The devaluation channel works by reducing the real wages of working people, particularly those who have the least workplace bargaining power and can least afford to have their real wages reduced. Yes, this makes those poorer workers more "competitive" with the serfs who live abroad. Surely we should avoid this path if there are alternatives. In a society in which CEO to worker pay ratios are now measured in the hundreds, while incomes in the bottom deciles have stagnated and dropped for years, it is absurd to conclude that the problem with the American economy is overpaid workers buying too much stuff from Walmart.

My own view is that the excess of consumer credit and the general decline in economic health is a result of growing income imbalances and growing economic insecurity, and so we should prefer policies that boost demand and economic activity by promoting greater income equality, and especially by boosting incomes and security in the bottom portions of our population.

Government spending works by redistributing purchasing power. If it's spending of the classic, deficit-neutral tax-and-spend variety, then the redistribution is obvious. Purchasing power is directly removed from those who have it in abundance and bestowed on those who do not have as much of it. Because the shift can often go from those who have a higher propensity to hoard and toward those who have a higher propensity to consume and produce, the redistribution can be a large net plus for society.

If the additional government spending is instead accomplished by expanding the deficit in the manner proposed by MMT, the re-distributive effect is more subtle and less disruptive, both economically and politically. One adds to the purchasing power of some without taking money directly from others. This boosts the demand for goods and services, and eventually the economy reaches a higher equilibrium state where those at the bottom are enjoying a significantly better standard of living while the rest enjoy more or less the standard they had before. Relative purchasing power has been redistributed.

The other great thing about the fiscal channel is that we can decide how to to spend the money, and can use it for big projects of long-deferred public investment, instead of relying solely on the frequently wasteful whims of the private sector, and it's endless flim-flam rackets and artificially induced desires.

Economists seem to love to stick with aggregates, and avoid uncomfortable discussions of distribution. But apart from the important social questions of justice and power in a democratic society, the dynamics of the aggregates and dynamics of distribution are entangled. It is impossible to avoid the distribution question.

Matt Franko said...

Dan, "That channel is exhausted.": Earth to Baker.... come in please... is anybody there???

Matt Franko said...

Baker: "However, I have to confess to being a bit unclear as to what exactly separates MMT from the good old Keynesian economics I learned in my youth."

How about that MMT provides a theoretical framework that actually DOES provide for full/max employment instead of just identifying conditions that are only INTENDED to foster a NAIRU-type level of UN-employment which falls way short and as we have seen in these times, can result in 10's of millions of unemployed at best.

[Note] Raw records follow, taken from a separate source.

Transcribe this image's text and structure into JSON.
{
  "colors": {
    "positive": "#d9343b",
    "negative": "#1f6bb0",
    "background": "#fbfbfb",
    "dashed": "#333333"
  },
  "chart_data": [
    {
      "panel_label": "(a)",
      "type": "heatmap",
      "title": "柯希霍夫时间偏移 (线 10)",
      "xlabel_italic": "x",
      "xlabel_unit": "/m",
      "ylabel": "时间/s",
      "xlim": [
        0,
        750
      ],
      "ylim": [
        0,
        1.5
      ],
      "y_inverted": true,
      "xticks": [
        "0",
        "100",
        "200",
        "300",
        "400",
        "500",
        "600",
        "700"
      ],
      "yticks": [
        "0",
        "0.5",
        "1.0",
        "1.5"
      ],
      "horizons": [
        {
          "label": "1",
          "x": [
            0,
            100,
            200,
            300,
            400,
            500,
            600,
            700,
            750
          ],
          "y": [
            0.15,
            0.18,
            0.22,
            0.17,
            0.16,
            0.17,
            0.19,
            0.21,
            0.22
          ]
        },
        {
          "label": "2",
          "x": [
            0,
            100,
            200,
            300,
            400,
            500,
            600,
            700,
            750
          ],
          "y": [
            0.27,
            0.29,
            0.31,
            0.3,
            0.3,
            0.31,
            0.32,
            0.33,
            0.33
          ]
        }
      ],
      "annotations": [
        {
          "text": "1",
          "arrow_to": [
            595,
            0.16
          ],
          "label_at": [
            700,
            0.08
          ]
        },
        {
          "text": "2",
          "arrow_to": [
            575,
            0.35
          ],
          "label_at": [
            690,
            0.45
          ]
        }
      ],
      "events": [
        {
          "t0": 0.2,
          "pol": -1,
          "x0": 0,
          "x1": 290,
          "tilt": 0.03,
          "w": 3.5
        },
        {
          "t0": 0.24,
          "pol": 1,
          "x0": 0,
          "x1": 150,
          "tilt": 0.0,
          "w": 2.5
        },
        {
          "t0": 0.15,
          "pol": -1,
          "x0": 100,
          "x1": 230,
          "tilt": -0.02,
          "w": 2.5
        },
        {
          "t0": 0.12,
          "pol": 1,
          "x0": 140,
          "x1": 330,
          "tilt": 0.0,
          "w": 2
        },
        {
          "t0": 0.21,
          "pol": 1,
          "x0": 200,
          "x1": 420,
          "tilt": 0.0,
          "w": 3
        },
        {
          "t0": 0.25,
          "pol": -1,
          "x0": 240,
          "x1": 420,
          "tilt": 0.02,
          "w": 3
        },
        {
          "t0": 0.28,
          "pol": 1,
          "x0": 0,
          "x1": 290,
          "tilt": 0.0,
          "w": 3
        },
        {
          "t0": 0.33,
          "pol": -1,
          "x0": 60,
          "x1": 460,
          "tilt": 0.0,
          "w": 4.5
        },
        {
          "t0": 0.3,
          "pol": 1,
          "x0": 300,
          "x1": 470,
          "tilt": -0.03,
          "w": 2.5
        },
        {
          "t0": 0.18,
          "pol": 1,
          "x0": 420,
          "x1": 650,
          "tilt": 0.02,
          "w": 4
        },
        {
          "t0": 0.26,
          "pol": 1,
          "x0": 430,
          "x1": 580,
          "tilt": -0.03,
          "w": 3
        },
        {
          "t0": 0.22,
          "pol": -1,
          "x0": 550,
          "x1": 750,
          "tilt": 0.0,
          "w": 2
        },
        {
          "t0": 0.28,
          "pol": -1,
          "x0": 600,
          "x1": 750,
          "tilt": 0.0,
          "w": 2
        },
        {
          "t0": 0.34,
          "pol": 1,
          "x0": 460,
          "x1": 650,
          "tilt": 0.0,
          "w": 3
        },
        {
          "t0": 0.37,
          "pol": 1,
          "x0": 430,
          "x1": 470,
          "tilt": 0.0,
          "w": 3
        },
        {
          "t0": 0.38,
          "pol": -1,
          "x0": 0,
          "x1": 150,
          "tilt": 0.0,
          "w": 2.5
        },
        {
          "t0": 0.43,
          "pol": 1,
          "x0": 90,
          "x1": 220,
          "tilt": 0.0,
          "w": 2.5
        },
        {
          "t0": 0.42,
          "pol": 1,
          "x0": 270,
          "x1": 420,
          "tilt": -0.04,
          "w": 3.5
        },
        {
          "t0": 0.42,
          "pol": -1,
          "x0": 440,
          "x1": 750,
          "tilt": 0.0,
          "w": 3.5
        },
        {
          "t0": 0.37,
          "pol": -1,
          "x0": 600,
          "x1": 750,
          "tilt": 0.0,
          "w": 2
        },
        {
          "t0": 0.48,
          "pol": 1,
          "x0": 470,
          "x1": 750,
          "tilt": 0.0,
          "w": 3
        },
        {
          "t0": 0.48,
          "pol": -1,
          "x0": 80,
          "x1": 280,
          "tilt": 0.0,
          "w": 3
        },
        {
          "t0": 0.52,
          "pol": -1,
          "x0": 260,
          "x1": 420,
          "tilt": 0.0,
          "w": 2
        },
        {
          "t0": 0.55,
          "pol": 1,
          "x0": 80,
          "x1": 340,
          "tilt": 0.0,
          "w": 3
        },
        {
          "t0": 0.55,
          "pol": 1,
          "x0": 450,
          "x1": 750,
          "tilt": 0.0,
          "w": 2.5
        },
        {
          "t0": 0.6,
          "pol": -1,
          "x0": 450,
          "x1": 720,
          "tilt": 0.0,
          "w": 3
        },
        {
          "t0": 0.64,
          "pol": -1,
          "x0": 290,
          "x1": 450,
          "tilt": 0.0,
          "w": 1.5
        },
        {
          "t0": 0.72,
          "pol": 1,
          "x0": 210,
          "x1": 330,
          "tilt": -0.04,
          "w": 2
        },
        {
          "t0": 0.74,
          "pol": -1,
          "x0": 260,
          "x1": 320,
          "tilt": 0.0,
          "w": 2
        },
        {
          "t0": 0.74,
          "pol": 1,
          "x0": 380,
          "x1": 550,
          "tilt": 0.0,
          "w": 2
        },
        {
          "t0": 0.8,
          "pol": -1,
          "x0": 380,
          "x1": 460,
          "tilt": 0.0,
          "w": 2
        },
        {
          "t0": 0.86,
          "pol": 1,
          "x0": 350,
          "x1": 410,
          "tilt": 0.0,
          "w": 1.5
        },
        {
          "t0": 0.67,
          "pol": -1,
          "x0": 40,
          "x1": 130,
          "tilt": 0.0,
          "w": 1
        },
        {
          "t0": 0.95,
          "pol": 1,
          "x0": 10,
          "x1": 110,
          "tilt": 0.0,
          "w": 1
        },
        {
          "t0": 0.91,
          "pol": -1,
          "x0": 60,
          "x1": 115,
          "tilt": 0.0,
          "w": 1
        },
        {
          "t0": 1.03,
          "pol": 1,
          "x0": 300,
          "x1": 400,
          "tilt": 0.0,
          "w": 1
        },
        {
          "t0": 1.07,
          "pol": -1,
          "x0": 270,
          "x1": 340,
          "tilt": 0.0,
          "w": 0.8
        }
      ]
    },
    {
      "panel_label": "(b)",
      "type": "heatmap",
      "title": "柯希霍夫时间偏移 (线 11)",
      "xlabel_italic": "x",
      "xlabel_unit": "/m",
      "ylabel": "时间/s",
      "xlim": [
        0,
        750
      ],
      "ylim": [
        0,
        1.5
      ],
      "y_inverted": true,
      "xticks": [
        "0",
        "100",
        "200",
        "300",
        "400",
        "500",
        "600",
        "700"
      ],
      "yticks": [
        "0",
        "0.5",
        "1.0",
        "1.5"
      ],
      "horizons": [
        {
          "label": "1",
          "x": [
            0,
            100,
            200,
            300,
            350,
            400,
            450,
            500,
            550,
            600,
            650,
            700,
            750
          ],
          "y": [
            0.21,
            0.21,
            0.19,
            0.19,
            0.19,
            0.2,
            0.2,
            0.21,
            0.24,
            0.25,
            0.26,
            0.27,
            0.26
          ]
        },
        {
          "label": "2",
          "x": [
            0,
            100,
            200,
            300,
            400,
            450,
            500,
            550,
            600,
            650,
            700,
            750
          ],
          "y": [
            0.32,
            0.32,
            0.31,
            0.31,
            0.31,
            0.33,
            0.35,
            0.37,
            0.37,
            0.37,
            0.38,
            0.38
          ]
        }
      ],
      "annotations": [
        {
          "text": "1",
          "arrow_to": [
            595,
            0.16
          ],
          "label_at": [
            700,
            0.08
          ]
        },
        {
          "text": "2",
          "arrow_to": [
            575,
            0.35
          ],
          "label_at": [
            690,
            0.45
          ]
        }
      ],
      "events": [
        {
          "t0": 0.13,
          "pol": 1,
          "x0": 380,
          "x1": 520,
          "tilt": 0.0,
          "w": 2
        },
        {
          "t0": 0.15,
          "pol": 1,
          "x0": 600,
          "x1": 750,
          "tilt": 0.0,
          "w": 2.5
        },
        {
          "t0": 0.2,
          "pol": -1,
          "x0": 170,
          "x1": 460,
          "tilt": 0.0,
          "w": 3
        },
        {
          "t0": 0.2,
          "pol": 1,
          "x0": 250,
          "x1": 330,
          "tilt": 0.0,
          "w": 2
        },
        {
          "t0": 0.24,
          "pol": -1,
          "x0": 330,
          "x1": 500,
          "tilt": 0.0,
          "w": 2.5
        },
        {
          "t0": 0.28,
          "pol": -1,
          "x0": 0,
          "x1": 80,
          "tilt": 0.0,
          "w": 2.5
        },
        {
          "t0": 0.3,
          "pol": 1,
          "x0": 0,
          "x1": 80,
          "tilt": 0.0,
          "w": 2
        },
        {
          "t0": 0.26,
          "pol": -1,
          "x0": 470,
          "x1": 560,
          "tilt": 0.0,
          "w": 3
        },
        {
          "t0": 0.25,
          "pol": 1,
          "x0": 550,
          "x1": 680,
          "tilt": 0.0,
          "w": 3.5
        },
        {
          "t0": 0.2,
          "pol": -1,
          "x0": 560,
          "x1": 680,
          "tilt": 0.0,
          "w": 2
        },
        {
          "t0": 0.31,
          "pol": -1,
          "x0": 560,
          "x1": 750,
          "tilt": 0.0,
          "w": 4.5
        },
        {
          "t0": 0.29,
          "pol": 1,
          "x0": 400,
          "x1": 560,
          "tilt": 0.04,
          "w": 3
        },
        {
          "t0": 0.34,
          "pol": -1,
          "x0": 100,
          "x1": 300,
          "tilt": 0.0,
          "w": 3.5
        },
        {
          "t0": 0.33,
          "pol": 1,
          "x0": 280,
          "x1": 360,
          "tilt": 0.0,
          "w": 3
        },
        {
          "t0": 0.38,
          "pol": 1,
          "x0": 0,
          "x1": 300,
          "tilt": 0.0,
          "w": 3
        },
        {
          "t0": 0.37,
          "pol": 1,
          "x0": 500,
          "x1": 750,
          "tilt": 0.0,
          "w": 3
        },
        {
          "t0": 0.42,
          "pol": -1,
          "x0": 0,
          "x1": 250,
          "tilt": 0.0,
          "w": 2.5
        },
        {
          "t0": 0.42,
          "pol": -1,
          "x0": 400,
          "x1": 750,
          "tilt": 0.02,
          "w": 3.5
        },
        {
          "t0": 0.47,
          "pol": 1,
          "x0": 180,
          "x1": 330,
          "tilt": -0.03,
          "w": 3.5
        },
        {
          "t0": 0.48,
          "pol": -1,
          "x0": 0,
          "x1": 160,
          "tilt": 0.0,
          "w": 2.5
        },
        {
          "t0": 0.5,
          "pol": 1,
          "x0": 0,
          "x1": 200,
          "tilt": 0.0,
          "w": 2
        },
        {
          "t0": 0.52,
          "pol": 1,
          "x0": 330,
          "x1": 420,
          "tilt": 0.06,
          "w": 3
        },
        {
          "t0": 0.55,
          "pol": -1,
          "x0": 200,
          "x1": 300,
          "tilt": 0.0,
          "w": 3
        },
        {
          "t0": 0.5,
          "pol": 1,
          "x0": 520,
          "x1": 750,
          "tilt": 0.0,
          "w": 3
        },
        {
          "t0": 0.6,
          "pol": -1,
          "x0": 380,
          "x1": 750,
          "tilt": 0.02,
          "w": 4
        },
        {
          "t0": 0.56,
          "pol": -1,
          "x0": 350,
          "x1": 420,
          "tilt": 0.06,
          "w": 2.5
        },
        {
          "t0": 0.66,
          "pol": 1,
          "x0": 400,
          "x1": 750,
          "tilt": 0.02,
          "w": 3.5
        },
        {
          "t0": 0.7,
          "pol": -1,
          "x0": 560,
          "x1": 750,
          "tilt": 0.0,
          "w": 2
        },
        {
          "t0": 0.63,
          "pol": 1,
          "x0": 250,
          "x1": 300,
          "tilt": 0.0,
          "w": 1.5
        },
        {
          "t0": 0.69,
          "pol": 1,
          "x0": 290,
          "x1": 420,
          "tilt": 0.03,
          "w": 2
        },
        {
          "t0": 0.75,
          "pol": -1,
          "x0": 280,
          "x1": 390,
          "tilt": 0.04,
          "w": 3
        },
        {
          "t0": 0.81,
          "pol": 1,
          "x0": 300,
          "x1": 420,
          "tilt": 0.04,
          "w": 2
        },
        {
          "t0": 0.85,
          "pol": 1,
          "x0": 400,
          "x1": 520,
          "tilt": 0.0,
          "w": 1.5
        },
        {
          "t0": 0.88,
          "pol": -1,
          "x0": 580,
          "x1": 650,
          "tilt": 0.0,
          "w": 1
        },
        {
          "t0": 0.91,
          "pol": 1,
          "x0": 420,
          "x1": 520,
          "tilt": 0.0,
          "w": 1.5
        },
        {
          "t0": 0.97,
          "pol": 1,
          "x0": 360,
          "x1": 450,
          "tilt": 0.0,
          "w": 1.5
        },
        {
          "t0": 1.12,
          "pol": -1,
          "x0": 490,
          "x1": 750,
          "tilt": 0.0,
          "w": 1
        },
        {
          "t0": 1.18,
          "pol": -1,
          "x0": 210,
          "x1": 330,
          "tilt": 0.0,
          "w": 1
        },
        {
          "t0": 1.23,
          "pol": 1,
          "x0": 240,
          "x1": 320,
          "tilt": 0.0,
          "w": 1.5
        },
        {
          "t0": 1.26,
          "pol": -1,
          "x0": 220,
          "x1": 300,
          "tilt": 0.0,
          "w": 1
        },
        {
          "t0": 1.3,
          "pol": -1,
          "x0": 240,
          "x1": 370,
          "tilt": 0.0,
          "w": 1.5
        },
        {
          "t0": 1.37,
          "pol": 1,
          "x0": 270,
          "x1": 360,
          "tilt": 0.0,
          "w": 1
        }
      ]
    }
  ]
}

Tom, these guys (Baker, Bernstein, thro Krugman in there too) are basically implying Galbraith is a moron for associating with the MMT academics and related professionals.

This has to be "go time" for Galbraith if there ever was one. JG needs to fully engage these moron so-called "progressives" head on.

resp,

Tom Hickey said...

Dan, I promoted your comment to a post.

Tom Hickey said...

Right, Matt. As Bill would say, these economists have "neoliberal tendencies" that they seem to be in denial about.